Reducing the risk of derailment as a result of track buckles or rail breaks has long been a priority for railway companies and track engineers. Measuring the stress-free temperature of continuously welded rail is a key part of this, enabling weaknesses and risks to be identified and managed. However, in the past this was a time-consuming, expensive and often unreliable process that involved cutting the rail.
Pandrol’s innovative VERSE® system offers a non-destructive method for measuring the stress-free temperature of rails. Introduced in 2000, it is already enhancing safety, efficiency and cost-effectiveness across railways worldwide.
Increases and decreases in temperature cause rails to lengthen and shorten. The rail fastenings, sleepers and ballast are all designed to prevent expansion and contraction, so temperature changes result in the rail going into compression when the temperature rises and into tension when the temperature falls. If there is excess compression, the track will buckle. If there is excess tension, the rail will break (usually at a weld, where the rail is weakest).
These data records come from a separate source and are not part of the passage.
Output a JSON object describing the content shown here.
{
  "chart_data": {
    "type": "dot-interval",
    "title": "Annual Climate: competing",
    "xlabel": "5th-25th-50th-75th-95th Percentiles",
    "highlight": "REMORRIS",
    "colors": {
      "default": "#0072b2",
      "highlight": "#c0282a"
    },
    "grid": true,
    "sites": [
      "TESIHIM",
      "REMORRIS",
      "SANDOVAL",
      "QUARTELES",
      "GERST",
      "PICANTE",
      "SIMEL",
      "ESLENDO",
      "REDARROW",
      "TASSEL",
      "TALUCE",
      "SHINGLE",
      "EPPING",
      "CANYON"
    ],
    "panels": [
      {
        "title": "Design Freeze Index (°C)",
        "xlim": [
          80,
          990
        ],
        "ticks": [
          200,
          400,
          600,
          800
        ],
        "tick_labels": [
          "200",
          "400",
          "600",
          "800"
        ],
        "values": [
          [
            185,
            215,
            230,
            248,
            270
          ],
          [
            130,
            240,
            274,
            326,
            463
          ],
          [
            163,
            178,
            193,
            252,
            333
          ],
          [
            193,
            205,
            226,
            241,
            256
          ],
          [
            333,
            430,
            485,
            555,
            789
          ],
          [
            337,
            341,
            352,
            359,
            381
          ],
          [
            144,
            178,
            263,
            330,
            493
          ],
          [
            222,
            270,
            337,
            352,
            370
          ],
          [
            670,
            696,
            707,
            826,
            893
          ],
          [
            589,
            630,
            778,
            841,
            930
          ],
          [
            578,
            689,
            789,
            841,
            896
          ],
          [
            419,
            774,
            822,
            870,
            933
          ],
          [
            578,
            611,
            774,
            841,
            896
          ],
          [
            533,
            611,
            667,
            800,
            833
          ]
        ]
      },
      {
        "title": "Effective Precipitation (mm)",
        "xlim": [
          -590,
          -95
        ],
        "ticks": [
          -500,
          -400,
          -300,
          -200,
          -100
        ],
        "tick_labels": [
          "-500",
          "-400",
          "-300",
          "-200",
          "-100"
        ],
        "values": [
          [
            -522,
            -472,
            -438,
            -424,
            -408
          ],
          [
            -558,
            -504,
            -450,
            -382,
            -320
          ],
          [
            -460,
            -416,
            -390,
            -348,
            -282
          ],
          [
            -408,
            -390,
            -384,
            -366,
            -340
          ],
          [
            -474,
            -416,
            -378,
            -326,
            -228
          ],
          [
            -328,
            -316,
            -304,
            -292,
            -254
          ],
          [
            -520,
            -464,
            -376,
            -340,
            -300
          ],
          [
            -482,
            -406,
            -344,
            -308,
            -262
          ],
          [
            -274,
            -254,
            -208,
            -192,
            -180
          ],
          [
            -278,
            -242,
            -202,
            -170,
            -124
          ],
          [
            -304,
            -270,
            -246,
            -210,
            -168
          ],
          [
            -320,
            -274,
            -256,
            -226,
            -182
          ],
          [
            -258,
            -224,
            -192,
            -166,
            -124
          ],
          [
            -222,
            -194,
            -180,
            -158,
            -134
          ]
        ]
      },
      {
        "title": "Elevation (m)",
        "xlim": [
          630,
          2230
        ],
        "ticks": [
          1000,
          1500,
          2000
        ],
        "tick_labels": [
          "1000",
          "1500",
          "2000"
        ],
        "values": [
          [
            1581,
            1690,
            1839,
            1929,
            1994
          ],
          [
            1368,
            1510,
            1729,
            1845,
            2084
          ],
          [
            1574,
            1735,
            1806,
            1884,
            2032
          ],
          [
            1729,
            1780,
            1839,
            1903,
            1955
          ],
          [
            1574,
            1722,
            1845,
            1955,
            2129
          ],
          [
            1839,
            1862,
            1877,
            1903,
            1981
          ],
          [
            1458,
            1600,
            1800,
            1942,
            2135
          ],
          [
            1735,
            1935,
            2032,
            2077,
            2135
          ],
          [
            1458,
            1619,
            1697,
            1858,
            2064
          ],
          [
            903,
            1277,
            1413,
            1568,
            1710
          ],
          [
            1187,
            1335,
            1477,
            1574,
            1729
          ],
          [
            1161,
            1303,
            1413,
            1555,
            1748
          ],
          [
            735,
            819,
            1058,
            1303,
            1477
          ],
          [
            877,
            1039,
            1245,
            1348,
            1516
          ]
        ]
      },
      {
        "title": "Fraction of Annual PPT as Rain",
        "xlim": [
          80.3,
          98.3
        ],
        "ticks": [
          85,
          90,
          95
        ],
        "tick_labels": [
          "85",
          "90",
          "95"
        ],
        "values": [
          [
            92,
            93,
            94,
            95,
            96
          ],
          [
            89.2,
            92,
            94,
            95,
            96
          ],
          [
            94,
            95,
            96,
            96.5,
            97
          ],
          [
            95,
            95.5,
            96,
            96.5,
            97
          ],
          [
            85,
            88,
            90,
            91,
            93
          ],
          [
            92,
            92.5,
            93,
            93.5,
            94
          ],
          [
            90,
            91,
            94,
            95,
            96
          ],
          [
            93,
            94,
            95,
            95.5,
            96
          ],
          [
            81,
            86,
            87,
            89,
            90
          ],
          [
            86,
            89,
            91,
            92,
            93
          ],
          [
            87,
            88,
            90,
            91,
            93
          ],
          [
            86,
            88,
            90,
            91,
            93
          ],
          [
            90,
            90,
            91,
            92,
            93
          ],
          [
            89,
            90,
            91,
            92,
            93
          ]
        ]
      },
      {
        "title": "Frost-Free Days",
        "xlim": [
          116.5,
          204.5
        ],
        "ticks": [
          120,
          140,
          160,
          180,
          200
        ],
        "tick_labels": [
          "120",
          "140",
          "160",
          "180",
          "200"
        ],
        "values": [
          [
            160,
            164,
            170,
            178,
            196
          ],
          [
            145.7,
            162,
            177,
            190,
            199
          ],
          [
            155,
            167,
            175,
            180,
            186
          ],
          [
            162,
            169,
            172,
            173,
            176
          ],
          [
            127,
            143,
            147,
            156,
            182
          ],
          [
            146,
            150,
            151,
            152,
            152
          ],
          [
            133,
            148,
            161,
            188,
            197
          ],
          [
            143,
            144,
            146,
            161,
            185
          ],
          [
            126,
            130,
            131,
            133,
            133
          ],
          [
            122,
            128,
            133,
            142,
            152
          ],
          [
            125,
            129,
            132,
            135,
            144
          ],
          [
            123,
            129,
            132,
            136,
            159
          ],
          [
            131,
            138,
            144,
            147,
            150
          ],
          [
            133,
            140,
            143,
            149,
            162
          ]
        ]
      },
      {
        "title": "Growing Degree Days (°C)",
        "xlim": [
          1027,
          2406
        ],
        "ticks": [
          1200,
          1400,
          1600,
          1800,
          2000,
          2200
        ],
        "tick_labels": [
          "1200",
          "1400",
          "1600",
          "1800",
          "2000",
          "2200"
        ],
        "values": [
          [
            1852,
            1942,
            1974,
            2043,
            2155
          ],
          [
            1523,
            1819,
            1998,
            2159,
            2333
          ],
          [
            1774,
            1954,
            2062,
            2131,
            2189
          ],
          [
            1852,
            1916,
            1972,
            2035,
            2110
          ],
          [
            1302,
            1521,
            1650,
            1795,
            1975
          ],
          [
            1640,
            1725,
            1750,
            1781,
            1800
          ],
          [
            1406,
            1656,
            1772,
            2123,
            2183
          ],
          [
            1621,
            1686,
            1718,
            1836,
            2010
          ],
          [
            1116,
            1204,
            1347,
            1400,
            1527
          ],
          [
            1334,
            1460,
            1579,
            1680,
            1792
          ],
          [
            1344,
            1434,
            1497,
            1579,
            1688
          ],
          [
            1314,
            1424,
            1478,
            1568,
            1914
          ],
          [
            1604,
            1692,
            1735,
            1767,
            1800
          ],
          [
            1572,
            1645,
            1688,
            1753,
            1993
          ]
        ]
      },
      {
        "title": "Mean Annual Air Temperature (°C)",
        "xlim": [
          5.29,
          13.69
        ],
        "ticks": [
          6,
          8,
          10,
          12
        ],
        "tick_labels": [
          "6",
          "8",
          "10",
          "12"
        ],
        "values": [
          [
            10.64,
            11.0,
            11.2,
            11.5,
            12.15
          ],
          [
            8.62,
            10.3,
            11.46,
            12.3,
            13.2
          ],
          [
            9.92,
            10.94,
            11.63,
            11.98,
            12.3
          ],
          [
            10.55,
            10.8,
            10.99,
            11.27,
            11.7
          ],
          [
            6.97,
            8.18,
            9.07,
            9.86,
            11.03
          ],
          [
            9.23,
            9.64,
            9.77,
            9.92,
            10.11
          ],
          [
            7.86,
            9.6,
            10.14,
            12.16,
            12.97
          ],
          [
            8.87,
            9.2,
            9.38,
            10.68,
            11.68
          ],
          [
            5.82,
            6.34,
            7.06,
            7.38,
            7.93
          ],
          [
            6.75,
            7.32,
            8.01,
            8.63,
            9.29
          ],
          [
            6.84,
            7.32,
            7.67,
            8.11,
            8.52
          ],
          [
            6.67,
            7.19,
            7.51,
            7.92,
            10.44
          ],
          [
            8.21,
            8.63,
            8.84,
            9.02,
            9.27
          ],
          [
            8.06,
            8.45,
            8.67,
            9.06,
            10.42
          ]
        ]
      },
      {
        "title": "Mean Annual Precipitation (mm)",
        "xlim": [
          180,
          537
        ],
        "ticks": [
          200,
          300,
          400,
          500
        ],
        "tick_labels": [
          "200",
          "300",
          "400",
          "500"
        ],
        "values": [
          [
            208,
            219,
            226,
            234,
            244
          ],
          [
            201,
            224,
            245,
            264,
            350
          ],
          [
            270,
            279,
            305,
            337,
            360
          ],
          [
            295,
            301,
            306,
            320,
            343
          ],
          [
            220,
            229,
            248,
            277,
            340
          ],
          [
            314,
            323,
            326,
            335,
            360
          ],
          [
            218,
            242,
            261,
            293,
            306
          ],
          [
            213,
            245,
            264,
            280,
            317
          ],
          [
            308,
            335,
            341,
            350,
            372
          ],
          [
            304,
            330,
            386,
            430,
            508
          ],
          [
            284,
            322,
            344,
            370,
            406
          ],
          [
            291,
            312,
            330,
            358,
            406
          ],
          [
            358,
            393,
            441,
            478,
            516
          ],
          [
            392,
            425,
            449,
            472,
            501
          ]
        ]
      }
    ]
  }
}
Stress-free (or neutral) temperature is the point at which the rail is not in tension or compression. The track engineer identifies the stress-free temperature – usually 5° or so above the mid-point between the lowest and highest temperature the rail is likely to reach. Rail companies then need to monitor the stress-free temperature of the rail to identify risks, plan effective maintenance and maintain safety and operating performance.
The VERSE® system – developed jointly by Pandrol and AEA Technology – is an accurate, non-destructive method of stress-free temperature measurement. As there is no need to cut the rail, it takes much less time than traditional approaches, at less than 5% of the cost.
Taking a measurement involves unclipping around 30 m of track. The VERSE® equipment incorporates a clamp to the rail head, which allows the rail to be lifted to 10 kN (monitored by a load transducer). The system then deflects the rail and a displacement transducer logs the load and displacement at regular increments, accurately measuring the force and displacement profile of the deflection. The higher the tension in the rail, the more force will be required to deflect it.
Output from the transducers is routed to a handheld computer and combined with other data, including ambient rail temperature, rail profile and height of the rail (so that rail head wear and rail grinding can be taken into account). The VERSE® software then uses this data to return an instant stress-free temperature trackside, with a high level of accuracy. The data files are stored on the handheld computer and can be downloaded to PC software for further analysis.
The VERSE® equipment is simple and efficient to use. Preparation is minimal – there is no need to know the inherent stress and stress history of the length of rail, and measurements do not need to be taken at different rail temperatures. The rail temperature at the time of measurement needs to be lower than the stress-free temperature, which makes VERSE® ideal for use at night and early in the morning. The user inputs critical data into the handheld computer and is guided through the rail deflection process. Typical testing time is 20 to 30 minutes for an experienced crew, depending on the type of rail fastening.
VERSE® is now in use in over 25 countries worldwide. By identifying immediate problems, the system has prevented many unnecessary re-stressing operations and enabled the correction of high-risk situations that would have been missed in the past. In the longer term, it is improving rail companies’ understanding of the effects of time, traffic, maintenance, weather cycling and track component condition.
Some VERSE® users in the UK have taken as many as 1,000 measurements in a matter of weeks, giving them new insight into the state of their track and providing valuable information to improve standards and procedures. In some cases, problems have been identified at up to 30% of sites measured, including significant differences of stress between rails in the same track and large variations between sections only 400 m apart. On one newly-laid track, more than 5% variation was found between one rail and the other.
Canadian National Railways have used VERSE® to study the effect on stress-free temperature of ballast cleaning machines and other mechanical track maintenance procedures. Dallas Area Rapid Transit have used VERSE® to check brand new track before commissioning and found problems with previously used stressing techniques. One company has used VERSE® in conjunction with a tamper to correct the stress-free temperature through a curve. The tamper moves the curve outward to put the tension back and measurements are checked with VERSE®. This is reported to make considerable savings compared to conventional de-stressing.
Looking to the future, it is clear that VERSE® has a key role to play in enabling railways worldwide to become more efficient, cost-effective and, above all, safer.